Artigo 3.º Princípios orientadores da, execução

1 - A execução das penas e medidas privativas da liberdade assegura o respeito pela dignidade da pessoa humana e pelos demais princípios fundamentais consagrados na Constituição da República Portuguesa, nos instrumentos de direito internacional e nas leis.

2 - A execução respeita a personalidade do recluso e os seus direitos e interesses jurídicos não afectados pela sentença condenatória ou decisão de aplicação de medida privativa da liberdade.

3 - A execução é imparcial e não pode privilegiar, beneficiar, prejudicar, privar de qualquer direito ou isentar de qualquer dever nenhum recluso, nomeadamente em razão do sexo, raça, língua, território de origem, nacionalidade, origem étnica, religião, convicções políticas ou ideológicas, instrução, situação económica, condição social ou orientação sexual.

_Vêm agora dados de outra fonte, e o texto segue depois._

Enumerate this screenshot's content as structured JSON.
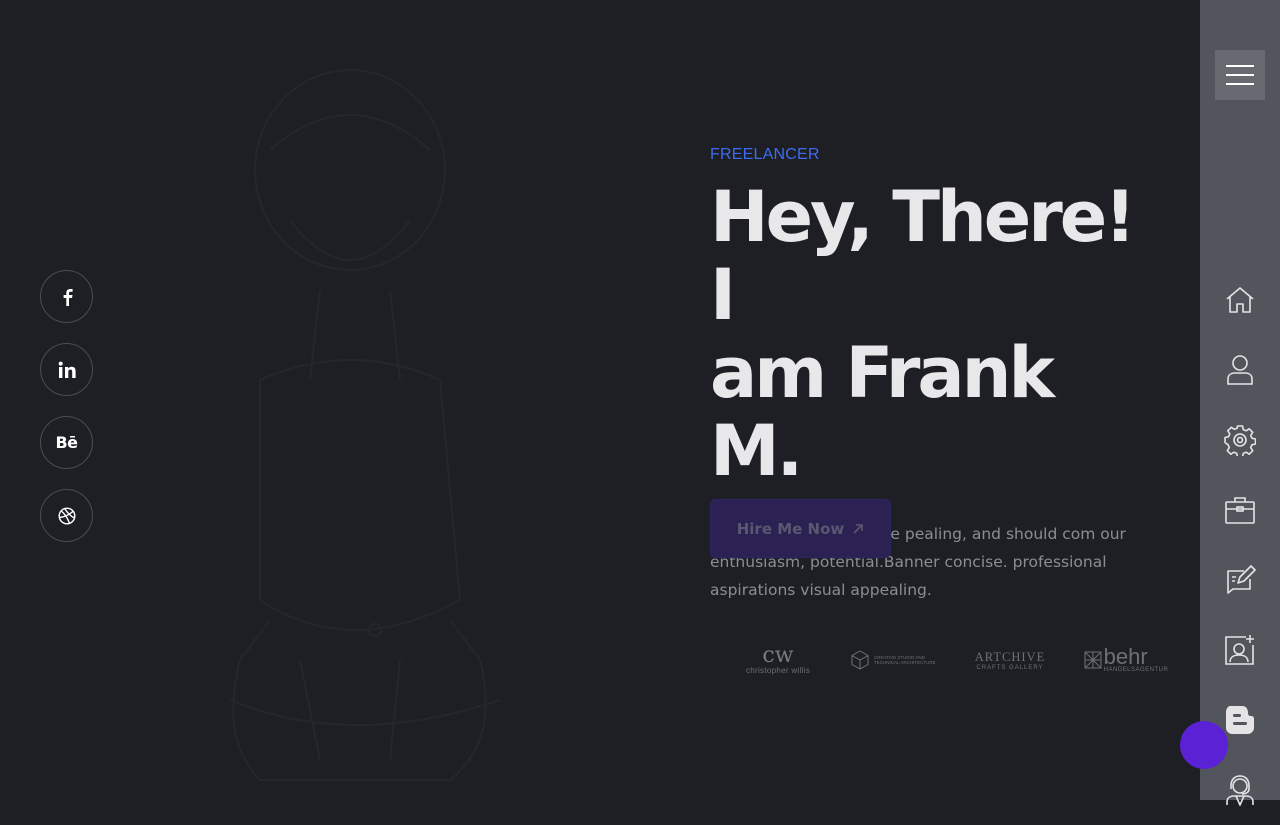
{
  "social": {
    "items": [
      {
        "name": "facebook",
        "icon": "facebook-icon"
      },
      {
        "name": "linkedin",
        "icon": "linkedin-icon",
        "label": "in"
      },
      {
        "name": "behance",
        "icon": "behance-icon",
        "label": "Bē"
      },
      {
        "name": "dribbble",
        "icon": "dribbble-icon"
      }
    ]
  },
  "hero": {
    "eyebrow": "FREELANCER",
    "title_line1": "Hey, There! I",
    "title_line2": "am Frank M.",
    "description": "Banner should b concise pealing, and should com our enthusiasm, potential.Banner concise. professional aspirations visual appealing.",
    "cta_label": "Hire Me Now"
  },
  "logos": {
    "cw_mark": "cw",
    "cw_name": "christopher willis",
    "cube_text": "CREATIVE STUDIO AND TECHNICAL ARCHITECTURE",
    "archive_title": "ARTCHIVE",
    "archive_sub": "CRAFTS GALLERY",
    "behr_word": "behr",
    "behr_sub": "HANDELSAGENTUR"
  },
  "sidebar": {
    "items": [
      "home-icon",
      "user-icon",
      "settings-icon",
      "briefcase-icon",
      "edit-icon",
      "contact-card-icon",
      "blog-icon",
      "support-icon"
    ]
  },
  "colors": {
    "background": "#1e1f25",
    "sidebar": "#53555d",
    "accent_blue": "#3f6bf0",
    "accent_purple": "#5b21d4"
  }
}
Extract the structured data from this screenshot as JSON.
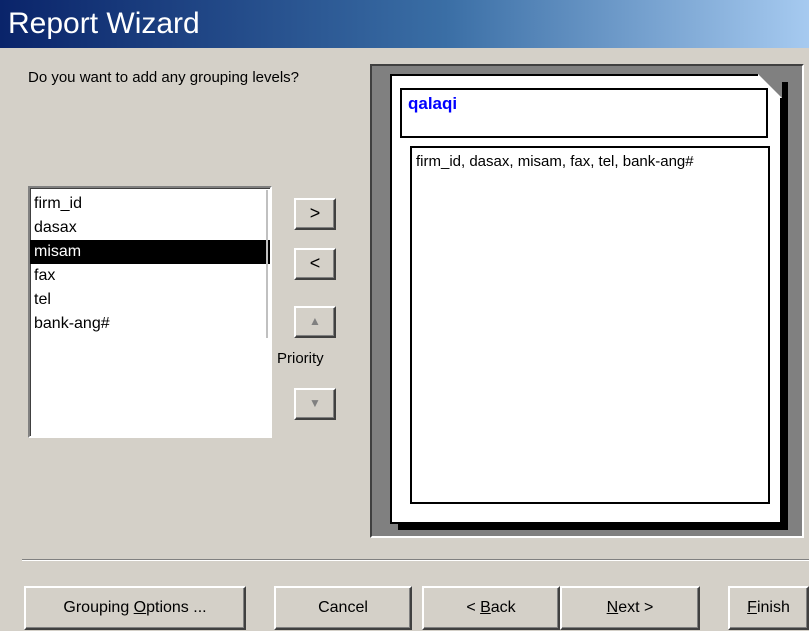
{
  "window": {
    "title": "Report Wizard"
  },
  "prompt": {
    "question": "Do you want to add any grouping levels?"
  },
  "fields": {
    "items": [
      "firm_id",
      "dasax",
      "misam",
      "fax",
      "tel",
      "bank-ang#"
    ],
    "selected": "misam"
  },
  "buttons": {
    "add_label": ">",
    "remove_label": "<",
    "priority_up_glyph": "▲",
    "priority_down_glyph": "▼",
    "priority_label": "Priority"
  },
  "preview": {
    "group_title": "qalaqi",
    "detail_text": "firm_id, dasax, misam, fax, tel, bank-ang#"
  },
  "footer": {
    "grouping_options_pre": "Grouping ",
    "grouping_options_mnemonic": "O",
    "grouping_options_post": "ptions ...",
    "cancel": "Cancel",
    "back_pre": "< ",
    "back_mnemonic": "B",
    "back_post": "ack",
    "next_mnemonic": "N",
    "next_post": "ext >",
    "finish_mnemonic": "F",
    "finish_post": "inish"
  }
}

4 - A execução respeita os princípios da especialização e da individualização do tratamento prisional do recluso, sem prejuízo do disposto no número anterior,

5 - A execução, na medida do possível, evita as consequências nocivas da privação da liberdade e aproxima-se das condições benéficas da vida em comunidade.

6 -A execução promove o sentido de responsabilidade do recluso, estimulando-o a participar no planeamento e na execução do seu /rolamento prisional e no seu processo de reinserção social, nomeadamente através de ensino, formação, trabalho e programas.

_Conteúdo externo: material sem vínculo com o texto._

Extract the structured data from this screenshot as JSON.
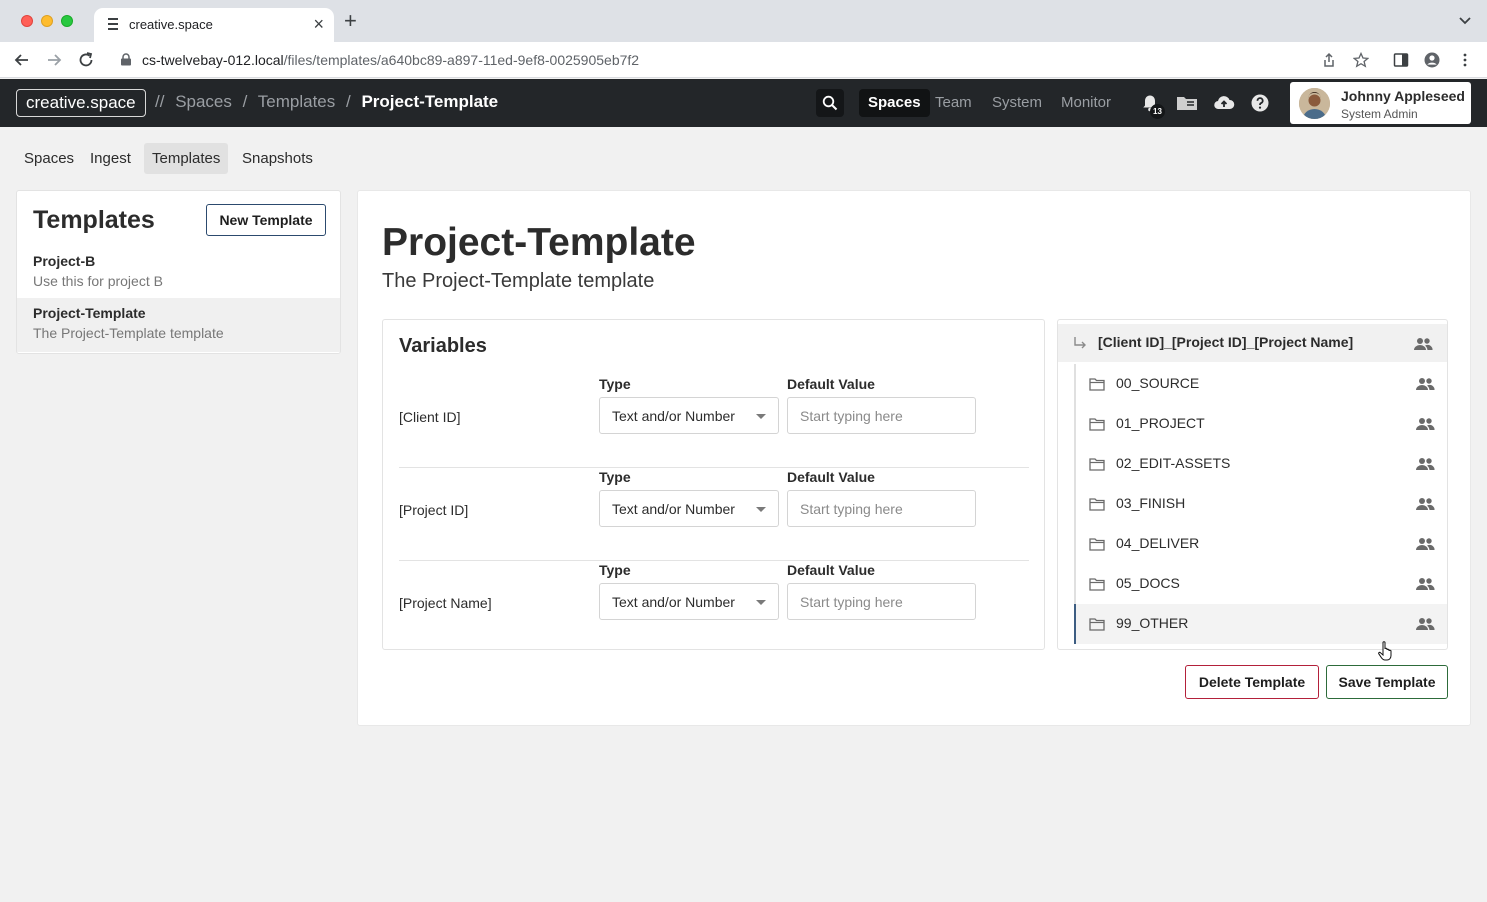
{
  "browser": {
    "tab_title": "creative.space",
    "url_host": "cs-twelvebay-012.local",
    "url_path": "/files/templates/a640bc89-a897-11ed-9ef8-0025905eb7f2"
  },
  "header": {
    "logo": "creative.space",
    "breadcrumb": {
      "prefix": "//",
      "items": [
        "Spaces",
        "Templates",
        "Project-Template"
      ],
      "separator": "/"
    },
    "nav": [
      "Spaces",
      "Team",
      "System",
      "Monitor"
    ],
    "active_nav": "Spaces",
    "notification_count": "13",
    "user": {
      "name": "Johnny Appleseed",
      "role": "System Admin"
    }
  },
  "subnav": {
    "items": [
      "Spaces",
      "Ingest",
      "Templates",
      "Snapshots"
    ],
    "active": "Templates"
  },
  "sidebar": {
    "title": "Templates",
    "new_button": "New Template",
    "templates": [
      {
        "name": "Project-B",
        "description": "Use this for project B"
      },
      {
        "name": "Project-Template",
        "description": "The Project-Template template"
      }
    ]
  },
  "main": {
    "title": "Project-Template",
    "subtitle": "The Project-Template template",
    "variables": {
      "title": "Variables",
      "type_label": "Type",
      "default_label": "Default Value",
      "rows": [
        {
          "name": "[Client ID]",
          "type": "Text and/or Number",
          "default_placeholder": "Start typing here",
          "default_value": ""
        },
        {
          "name": "[Project ID]",
          "type": "Text and/or Number",
          "default_placeholder": "Start typing here",
          "default_value": ""
        },
        {
          "name": "[Project Name]",
          "type": "Text and/or Number",
          "default_placeholder": "Start typing here",
          "default_value": ""
        }
      ]
    },
    "tree": {
      "root": "[Client ID]_[Project ID]_[Project Name]",
      "folders": [
        "00_SOURCE",
        "01_PROJECT",
        "02_EDIT-ASSETS",
        "03_FINISH",
        "04_DELIVER",
        "05_DOCS",
        "99_OTHER"
      ],
      "selected": "99_OTHER"
    },
    "delete_button": "Delete Template",
    "save_button": "Save Template"
  },
  "colors": {
    "header_bg": "#232629",
    "delete_border": "#b3203a",
    "save_border": "#2d6b3a",
    "page_bg": "#f1f1f1"
  }
}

7 - A execução realiza-se, na medida do possível, em cooperação com a comunidade.

O ambiente vivido no Estabelecimento Prisional ..., junto com os demais reclusos, não é propicio para alcançar as finalidades definidas pela lei e que devem ser apanágio de qualquer decisão judicial - a reinserção/recuperação e cura do recluso.

Encontra-se o aqui recluso num estabelecimento prisional incompatível com a medida de internamento. Aliás é patente que a repetição dos argumentos para a manutenção das medidas de segurança, há mais de vinte anos é prova da inexistência ou ineficácia destas, sendo por isso tal privação de liberdade ilícita e ilegal.

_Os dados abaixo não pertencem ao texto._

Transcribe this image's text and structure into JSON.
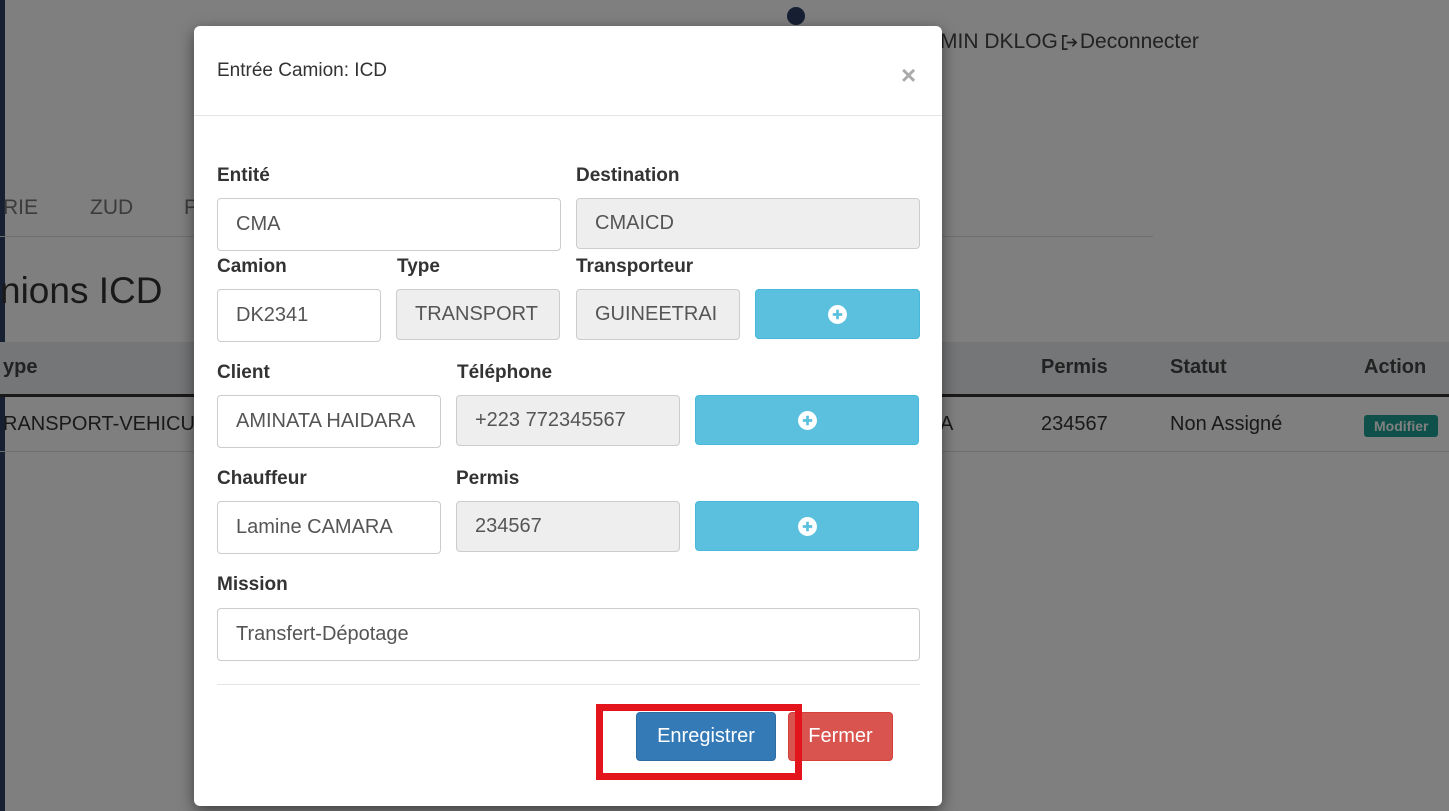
{
  "background": {
    "user": {
      "name": "MIN DKLOG",
      "logout_label": "Deconnecter"
    },
    "nav_tabs": [
      "RIE",
      "ZUD",
      "P"
    ],
    "page_title": "nions ICD",
    "table": {
      "headers": {
        "type": "ype",
        "permis": "Permis",
        "statut": "Statut",
        "action": "Action"
      },
      "row": {
        "type": "RANSPORT-VEHICU",
        "hidden_fragment": "A",
        "permis": "234567",
        "statut": "Non Assigné",
        "action_label": "Modifier"
      }
    }
  },
  "modal": {
    "title": "Entrée Camion: ICD",
    "close_symbol": "×",
    "fields": {
      "entite": {
        "label": "Entité",
        "value": "CMA"
      },
      "destination": {
        "label": "Destination",
        "value": "CMAICD"
      },
      "camion": {
        "label": "Camion",
        "value": "DK2341"
      },
      "type": {
        "label": "Type",
        "value": "TRANSPORT"
      },
      "transporteur": {
        "label": "Transporteur",
        "value": "GUINEETRAI"
      },
      "client": {
        "label": "Client",
        "value": "AMINATA HAIDARA"
      },
      "telephone": {
        "label": "Téléphone",
        "value": "+223 772345567"
      },
      "chauffeur": {
        "label": "Chauffeur",
        "value": "Lamine CAMARA"
      },
      "permis": {
        "label": "Permis",
        "value": "234567"
      },
      "mission": {
        "label": "Mission",
        "value": "Transfert-Dépotage"
      }
    },
    "footer": {
      "save_label": "Enregistrer",
      "close_label": "Fermer"
    }
  },
  "colors": {
    "primary": "#337ab7",
    "info": "#5bc0de",
    "danger": "#d9534f",
    "badge": "#1fa394",
    "highlight": "#e3141c"
  },
  "icons": {
    "add": "plus-circle-icon",
    "logout": "sign-out-icon",
    "close": "close-icon"
  }
}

Sendo tal estabelecimento inadequado ao fim das medidas que o TEP. determinou, considera-se que a decisão de manter o recluso naquele estabelecimento um "abuso de direito" praticado por aquele órgão jurisdicional, privando de liberdade um cidadão que, para alem de não ter cadastro, não deve ter qualquer relação com o sistema prisional comum, sob pena de estar colocada em causa a sua cura ou reinserção.

Isto porque, segundo a decisão de renovação das medidas proferida pelo TEP, este necessita de tratamento diferenciado dos demais, atento a que estamos perante um cidadão, segundo os relatórios, que tem problemas de origem psiquiátrica - com uma personagem impulsiva e agressiva, controlada face à medicação. Não cessando, o estado de inimputabilidade e de perigosidade criminal que deu origem ao internamento (dado que opera inexistências de garantia de diminuição de repetição de ilícitos), força a reiteração do status quo processual do internando.

Imputação se afigura totalmente desacertada e que se impugna para todos os efeitos ilegais, pois o aqui peticionante não tem qualquer acto ou ilícito, disciplinar ou criminal, praticado dentro (e fora obviamente) daquele estabelecimento desde o ano de 2004 (em ...). Pelo que não existe qualquer fundamento para a manutenção e renovação da medida de segurança, ainda que aqui não esteja em causa tal apreciação.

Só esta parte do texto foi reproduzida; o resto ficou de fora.